The elasticsearch-py library enables developers to implement advanced search, aggregations, and large‑scale data processing directly in Python applications, including web services, analytics tools, and monitoring systems.

Library Overview: elasticsearch-py

elasticsearch-py is the official Python client for interacting with Elasticsearch.

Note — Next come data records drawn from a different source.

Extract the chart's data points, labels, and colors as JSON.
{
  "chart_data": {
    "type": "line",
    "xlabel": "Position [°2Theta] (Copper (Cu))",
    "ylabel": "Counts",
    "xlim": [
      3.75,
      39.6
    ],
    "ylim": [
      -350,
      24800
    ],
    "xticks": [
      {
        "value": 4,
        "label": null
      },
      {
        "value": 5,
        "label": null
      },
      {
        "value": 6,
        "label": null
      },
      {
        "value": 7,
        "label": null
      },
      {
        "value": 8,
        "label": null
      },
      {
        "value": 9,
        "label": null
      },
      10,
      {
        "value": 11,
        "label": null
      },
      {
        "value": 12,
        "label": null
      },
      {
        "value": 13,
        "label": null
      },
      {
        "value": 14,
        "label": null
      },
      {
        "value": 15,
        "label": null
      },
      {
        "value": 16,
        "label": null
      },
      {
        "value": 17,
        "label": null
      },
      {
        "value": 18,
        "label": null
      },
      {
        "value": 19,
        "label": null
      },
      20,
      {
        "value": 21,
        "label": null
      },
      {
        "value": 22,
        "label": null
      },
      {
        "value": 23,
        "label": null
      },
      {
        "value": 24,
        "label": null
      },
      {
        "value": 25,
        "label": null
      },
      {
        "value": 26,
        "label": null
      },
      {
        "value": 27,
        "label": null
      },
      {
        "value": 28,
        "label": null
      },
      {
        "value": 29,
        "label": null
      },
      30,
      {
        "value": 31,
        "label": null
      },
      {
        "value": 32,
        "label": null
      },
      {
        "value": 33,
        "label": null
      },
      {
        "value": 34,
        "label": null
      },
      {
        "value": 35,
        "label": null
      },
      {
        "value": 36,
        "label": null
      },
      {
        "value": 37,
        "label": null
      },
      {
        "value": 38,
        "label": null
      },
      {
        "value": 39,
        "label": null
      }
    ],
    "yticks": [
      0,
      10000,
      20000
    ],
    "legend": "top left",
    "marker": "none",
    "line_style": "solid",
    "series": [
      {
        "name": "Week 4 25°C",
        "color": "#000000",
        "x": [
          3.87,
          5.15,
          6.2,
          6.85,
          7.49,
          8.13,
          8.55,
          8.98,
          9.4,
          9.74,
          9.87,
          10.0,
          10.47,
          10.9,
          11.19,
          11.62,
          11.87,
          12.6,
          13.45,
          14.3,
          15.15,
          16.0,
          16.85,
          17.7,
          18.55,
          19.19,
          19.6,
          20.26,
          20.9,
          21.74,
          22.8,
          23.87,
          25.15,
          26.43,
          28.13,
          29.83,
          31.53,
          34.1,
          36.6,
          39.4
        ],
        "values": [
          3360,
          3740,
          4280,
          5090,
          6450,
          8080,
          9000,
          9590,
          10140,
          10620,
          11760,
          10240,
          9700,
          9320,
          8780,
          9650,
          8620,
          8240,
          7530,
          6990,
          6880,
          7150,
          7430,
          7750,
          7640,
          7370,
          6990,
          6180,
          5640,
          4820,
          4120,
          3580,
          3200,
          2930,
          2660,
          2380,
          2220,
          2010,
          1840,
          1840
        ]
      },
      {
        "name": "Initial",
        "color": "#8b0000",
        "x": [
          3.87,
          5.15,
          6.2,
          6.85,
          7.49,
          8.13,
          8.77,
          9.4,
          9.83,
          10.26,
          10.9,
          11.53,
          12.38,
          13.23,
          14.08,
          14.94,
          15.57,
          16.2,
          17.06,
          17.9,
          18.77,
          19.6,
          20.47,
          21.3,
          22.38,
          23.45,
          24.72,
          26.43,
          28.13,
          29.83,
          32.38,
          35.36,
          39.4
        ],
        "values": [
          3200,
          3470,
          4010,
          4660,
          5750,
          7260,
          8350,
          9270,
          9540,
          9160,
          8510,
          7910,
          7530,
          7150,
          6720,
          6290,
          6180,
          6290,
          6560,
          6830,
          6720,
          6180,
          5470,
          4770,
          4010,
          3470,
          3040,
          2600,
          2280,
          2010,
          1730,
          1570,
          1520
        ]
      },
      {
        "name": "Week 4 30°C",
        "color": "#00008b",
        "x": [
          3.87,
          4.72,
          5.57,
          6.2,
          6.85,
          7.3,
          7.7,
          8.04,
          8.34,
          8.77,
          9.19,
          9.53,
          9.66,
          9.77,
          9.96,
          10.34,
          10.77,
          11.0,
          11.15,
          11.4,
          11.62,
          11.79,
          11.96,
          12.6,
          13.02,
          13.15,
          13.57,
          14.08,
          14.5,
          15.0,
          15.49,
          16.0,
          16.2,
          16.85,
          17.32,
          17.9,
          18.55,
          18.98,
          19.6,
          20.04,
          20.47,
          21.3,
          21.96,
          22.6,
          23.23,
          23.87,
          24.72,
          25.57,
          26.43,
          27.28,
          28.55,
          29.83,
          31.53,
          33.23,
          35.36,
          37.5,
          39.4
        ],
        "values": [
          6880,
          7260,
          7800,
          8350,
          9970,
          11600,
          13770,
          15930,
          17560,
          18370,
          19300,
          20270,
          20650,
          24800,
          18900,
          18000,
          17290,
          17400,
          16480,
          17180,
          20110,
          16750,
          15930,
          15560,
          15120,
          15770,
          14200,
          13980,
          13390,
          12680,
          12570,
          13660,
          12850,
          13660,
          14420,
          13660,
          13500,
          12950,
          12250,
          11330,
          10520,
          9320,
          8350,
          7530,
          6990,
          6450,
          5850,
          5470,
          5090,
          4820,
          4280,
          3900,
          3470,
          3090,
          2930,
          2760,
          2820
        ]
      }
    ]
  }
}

The library offers low‑level access to every Elasticsearch feature via the RESTful API while delivering a convenient Pythonic interface.

Key Features

  • Official support: Developed and maintained by the Elastic team
  • Full compatibility: Works with all Elasticsearch versions
  • Automatic node discovery: Detects and connects to cluster nodes without manual configuration
  • Connection pooling: Efficiently manages connections to the cluster
  • Error handling: Built‑in exception management
  • Serialization: Automatic conversion of Python objects to JSON

Installation and Cluster Connection

Installation

pip install elasticsearch

For SSL support:

pip install elasticsearch[async]

Connecting to a Local Cluster

from elasticsearch import Elasticsearch

es = Elasticsearch("http://localhost:9200")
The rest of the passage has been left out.